Данила боялся смотреть на Мишу.
— Не всё так просто!
— Тебе деньги нужны? У тебя кто-то болен? На что ты деньги копишь?
— Хватить капать на совесть, я знаю про это дерьмо и да, мне нужны деньги! Нужны! Потому что я единственный главарь в своей семье.
— Не таким путём! — шёпот постоянно срывался на повышенный басовый тон.
— Тебе не понять, ты вырос с отцом и матерью! — Данила кинул свирепый взгляд, пропитанный болью и постоянными лишениями, которые пережил.
— А знаешь что мне понятно? Что ты очень умный парень и что тебя ждёт успех в юридической карьере, но ты не достигнешь высот, лишь только одну! Знаешь какую? Решётка! Ты должен прекратить! Я понимаю, что из всего этого дерьма так просто не выйти, но выход всегда есть! Мы обмозгуем всё, придумаем что-нибудь, должен быть выход! — Миша не хотел мириться с тем, что его друг пропадёт и из-за чего?
— Не лезь! — нет, только этого не хватало, чтобы ещё Миша втянулся, решаясь помочь и этим подверг себя опасности. — Я сам решу вопрос. Ты меня понял?
— Я узнаю, если ты меня обманул.
— Я сам решу свои проблемы!
Даниле хотелось телепортироваться и стереть память, только чтобы не вспоминать то, что произошло минуту назад. Стыд, страх… Больше всего страх…
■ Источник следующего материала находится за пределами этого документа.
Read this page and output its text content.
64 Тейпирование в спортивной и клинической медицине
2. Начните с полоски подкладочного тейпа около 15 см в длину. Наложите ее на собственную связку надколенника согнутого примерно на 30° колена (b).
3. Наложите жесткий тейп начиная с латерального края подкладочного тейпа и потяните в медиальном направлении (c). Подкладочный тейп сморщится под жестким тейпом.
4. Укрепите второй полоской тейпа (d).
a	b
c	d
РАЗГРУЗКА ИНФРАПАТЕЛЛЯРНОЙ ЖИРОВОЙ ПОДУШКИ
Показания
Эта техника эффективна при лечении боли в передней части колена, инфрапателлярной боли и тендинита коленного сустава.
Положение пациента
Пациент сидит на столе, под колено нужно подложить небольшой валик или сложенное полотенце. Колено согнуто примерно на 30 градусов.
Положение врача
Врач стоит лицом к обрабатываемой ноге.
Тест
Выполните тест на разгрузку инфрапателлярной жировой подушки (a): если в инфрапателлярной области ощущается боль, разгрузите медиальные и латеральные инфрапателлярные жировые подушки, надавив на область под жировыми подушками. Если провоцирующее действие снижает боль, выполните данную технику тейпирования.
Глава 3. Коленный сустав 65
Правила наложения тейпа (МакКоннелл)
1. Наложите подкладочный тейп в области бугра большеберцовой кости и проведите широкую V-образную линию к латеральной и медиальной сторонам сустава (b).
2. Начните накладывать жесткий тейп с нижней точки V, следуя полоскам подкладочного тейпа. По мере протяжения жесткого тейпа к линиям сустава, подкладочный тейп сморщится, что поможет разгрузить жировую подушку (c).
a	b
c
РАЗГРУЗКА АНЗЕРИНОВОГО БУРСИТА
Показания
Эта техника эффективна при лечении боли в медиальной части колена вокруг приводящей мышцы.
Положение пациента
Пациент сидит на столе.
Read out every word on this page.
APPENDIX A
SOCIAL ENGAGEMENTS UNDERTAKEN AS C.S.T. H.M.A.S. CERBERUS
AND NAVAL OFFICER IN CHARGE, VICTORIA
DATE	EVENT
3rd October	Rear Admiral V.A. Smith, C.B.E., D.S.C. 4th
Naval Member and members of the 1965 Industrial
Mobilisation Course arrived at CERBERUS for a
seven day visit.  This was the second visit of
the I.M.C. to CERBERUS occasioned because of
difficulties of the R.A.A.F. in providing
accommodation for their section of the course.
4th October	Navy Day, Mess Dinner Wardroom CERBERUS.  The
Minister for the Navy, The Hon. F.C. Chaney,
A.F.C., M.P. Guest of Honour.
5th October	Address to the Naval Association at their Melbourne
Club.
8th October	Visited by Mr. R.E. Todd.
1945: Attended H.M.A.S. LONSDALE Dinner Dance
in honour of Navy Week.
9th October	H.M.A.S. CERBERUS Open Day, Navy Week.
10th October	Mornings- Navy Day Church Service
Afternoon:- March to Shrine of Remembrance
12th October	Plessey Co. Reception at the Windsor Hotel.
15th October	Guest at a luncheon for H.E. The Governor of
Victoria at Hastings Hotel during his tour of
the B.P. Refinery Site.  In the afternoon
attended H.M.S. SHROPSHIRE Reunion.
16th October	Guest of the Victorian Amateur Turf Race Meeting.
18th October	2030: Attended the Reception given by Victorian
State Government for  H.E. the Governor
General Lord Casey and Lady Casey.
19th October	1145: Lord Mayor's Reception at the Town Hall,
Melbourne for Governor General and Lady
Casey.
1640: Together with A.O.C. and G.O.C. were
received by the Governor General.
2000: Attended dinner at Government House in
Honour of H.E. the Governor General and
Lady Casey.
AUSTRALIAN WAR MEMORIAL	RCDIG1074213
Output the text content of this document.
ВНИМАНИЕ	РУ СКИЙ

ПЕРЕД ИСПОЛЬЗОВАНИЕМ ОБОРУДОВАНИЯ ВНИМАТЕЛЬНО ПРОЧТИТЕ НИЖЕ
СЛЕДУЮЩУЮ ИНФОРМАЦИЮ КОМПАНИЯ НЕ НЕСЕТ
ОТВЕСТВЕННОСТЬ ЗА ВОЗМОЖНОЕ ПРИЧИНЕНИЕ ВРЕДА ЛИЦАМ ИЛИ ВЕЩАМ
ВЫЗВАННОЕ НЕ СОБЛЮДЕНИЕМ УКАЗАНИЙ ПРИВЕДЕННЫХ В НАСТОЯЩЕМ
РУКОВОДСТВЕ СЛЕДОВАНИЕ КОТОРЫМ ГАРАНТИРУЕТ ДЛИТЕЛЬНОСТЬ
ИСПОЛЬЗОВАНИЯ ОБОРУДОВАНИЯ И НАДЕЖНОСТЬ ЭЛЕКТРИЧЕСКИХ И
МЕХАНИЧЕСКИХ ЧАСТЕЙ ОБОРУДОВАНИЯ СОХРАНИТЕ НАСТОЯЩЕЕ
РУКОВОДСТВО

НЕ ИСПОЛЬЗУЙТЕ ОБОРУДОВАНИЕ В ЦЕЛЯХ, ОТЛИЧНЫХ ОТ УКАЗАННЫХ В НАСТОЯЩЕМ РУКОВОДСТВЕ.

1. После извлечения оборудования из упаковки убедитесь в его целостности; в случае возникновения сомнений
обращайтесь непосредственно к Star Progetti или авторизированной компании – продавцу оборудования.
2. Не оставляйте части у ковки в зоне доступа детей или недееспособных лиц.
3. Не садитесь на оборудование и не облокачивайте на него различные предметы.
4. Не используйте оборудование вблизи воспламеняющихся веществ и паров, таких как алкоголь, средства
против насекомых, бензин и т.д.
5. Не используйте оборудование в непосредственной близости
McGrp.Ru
«Лучше подохнуть, чем продолжать такую жизнь…» — вот какая мысль не покидала парня последние три дня. И Миша как гром среди ясного неба, как последняя точка, заключительная, при принятии решения.
18. Данила Романов
Данила был не единственным ребёнком в семье, но единственным сыном от первой любви. Младшая сестра — Василиса Романова, приходилась сводной, по матери. Отцов не знали ни старший, ни младшая, да если честно не горели желанием видеть тех, кто их зачал. Мать Данилы и Васёны — Вера, была девушкой простой, сельской, не разборчивой, влюбилась два раза и оба раза в негодяев, подарившие любовь на пару ночей. Несчастная в любви девушка обрела счастье в материнстве, что сына, что дочурку Вера любила всем сердцем.